Convaincre de l’impensable
Ces deux hommes, qu’Annette Becker a fait le choix de rapprocher en tissant des liens entre leurs itinéraires biographiques et intellectuels, ont en commun d’avoir été témoins des atrocités commises à l’encontre des Juifs de Pologne, d’avoir compris très tôt la spécificité de leur sort, et d’avoir refusé de rester silencieux. La clairvoyance de Lemkin a été préparée par des éléments biographiques : il a été profondément choqué par le génocide arménien de 1915 et les pogroms contre les Juifs ayant eu lieu après la guerre ; en 1942, hanté par ces massacres, il voit très vite le risque imminent de répétition. Après la reddition de la Pologne, il quitte son pays et trouve non sans difficulté refuge aux États-Unis qui restreignent alors drastiquement l’octroi de visas. Tandis que sa famille est massacrée en Europe, il décide de consacrer sa vie à obtenir la reconnaissance juridique du meurtre d’un peuple tout entier. Karski est, quant à lui, témoin direct de « l’anéantissement du monde de Lemkin » (chapitre 2). À l’été 1942, camouflé et accompagné par deux guides juifs, il se rend dans le ghetto de Varsovie, puis à la gare de triage d’Izbica où il assiste au « spectacle d’un peuple expirant ». Il y est témoin de la mort d’êtres humains entassés dans des wagons dans lesquels on a versé de la chaux vive, et a alors l’intuition de ce qu’est la destruction systématique des Juifs dans les chambres à gaz.
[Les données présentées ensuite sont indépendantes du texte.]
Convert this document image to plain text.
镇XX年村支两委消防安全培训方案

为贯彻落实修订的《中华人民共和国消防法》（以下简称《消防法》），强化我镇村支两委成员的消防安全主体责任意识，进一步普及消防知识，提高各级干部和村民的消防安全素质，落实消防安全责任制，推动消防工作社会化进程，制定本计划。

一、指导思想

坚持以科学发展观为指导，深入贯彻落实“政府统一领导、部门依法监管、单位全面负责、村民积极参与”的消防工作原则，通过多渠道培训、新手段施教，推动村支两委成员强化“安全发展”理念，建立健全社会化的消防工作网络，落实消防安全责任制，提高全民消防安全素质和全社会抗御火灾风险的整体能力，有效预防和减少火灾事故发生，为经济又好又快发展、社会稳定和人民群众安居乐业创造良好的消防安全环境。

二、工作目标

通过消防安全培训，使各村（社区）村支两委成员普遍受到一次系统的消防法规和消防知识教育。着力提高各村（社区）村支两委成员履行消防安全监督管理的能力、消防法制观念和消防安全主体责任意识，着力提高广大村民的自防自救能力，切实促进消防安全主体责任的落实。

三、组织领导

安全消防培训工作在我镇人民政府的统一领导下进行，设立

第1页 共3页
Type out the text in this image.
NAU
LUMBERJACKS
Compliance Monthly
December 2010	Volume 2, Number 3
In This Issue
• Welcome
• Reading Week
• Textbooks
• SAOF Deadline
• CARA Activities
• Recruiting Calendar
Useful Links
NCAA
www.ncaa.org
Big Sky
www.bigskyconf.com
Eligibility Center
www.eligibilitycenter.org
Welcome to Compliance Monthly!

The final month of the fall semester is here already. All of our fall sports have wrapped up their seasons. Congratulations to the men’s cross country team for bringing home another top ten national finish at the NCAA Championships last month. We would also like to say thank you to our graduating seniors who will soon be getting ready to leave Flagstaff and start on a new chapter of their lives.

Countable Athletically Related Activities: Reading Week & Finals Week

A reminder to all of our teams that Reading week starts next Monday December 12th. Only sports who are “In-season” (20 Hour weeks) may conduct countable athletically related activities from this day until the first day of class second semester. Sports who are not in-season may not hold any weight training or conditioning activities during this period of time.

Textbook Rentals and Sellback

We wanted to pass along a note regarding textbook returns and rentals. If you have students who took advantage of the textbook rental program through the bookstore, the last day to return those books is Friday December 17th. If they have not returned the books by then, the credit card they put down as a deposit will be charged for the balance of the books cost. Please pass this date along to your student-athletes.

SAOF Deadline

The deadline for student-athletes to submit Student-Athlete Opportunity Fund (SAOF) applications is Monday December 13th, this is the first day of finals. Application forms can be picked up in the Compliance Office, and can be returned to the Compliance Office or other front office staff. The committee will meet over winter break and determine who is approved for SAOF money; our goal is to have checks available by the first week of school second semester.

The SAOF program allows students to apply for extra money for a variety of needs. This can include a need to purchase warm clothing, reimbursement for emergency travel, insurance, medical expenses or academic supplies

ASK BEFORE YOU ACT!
Profondément ébranlés par ce qu’ils ont vu, Lemkin et Karski écrivent, très vite, pour partager la connaissance de ces atrocités et convaincre de la nécessité d’intervenir pour les arrêter. Les bonnes feuilles de leurs livres (Axis Rule in Occupied Europe pour le premier et Story of a Secret State pour le second) seront d’ailleurs publiées ensemble plus tard, dans le numéro de février 1945 de la Polish Review ; c’est par ce biais éditorial que les deux hommes, qui ne se sont jamais rencontrés, se croisent. Dès 1942 se sont posées à eux des questions similaires : comment formuler l’impensable pour convaincre ? Quels faits retenir pour obtenir l’action des dirigeants des nations alliées ? Pouvait-on dire que les Juifs étaient victimes d’un sort particulier ? Un témoin non juif était-il plus crédible pour dénoncer le sort spécifique des Juifs ? Ainsi c’est à Karski, un Gentil, que le gouvernement polonais en exil confia la mission d’aller témoigner aux États-Unis — mais aussi certainement en raison de son courage lors de son arrestation par la Gestapo en 1940. Aux États-Unis, tous deux vont cependant être confrontés à ce que Lemkin désigne en 1943 comme une « conspiration du silence », une absence complète de réaction qui les laisse dans la plus grande détresse.
Pourquoi l’inaction ?
Une des questions fondamentales que pose, après d’autres, le livre d’Annette Becker est la raison pour laquelle les Alliés n’ont pas répondu à l’alerte des messagers. Dès juillet 1941, Churchill sait, grâce au décryptage du code Enigma, qu’un « crime sans nom » est en cours, même s’il ne distingue pas spécifiquement le sort des Juifs. Dès l’été 1942, Roosevelt reçoit d’Europe des rapports qui ne laissent aucun doute sur les faits, et rencontre les premiers témoins oculaires dans les mois suivants. Pourquoi les Alliés n’ont-ils pas agi ? Pourquoi ont-ils pu apparaître complices de ces atrocités ?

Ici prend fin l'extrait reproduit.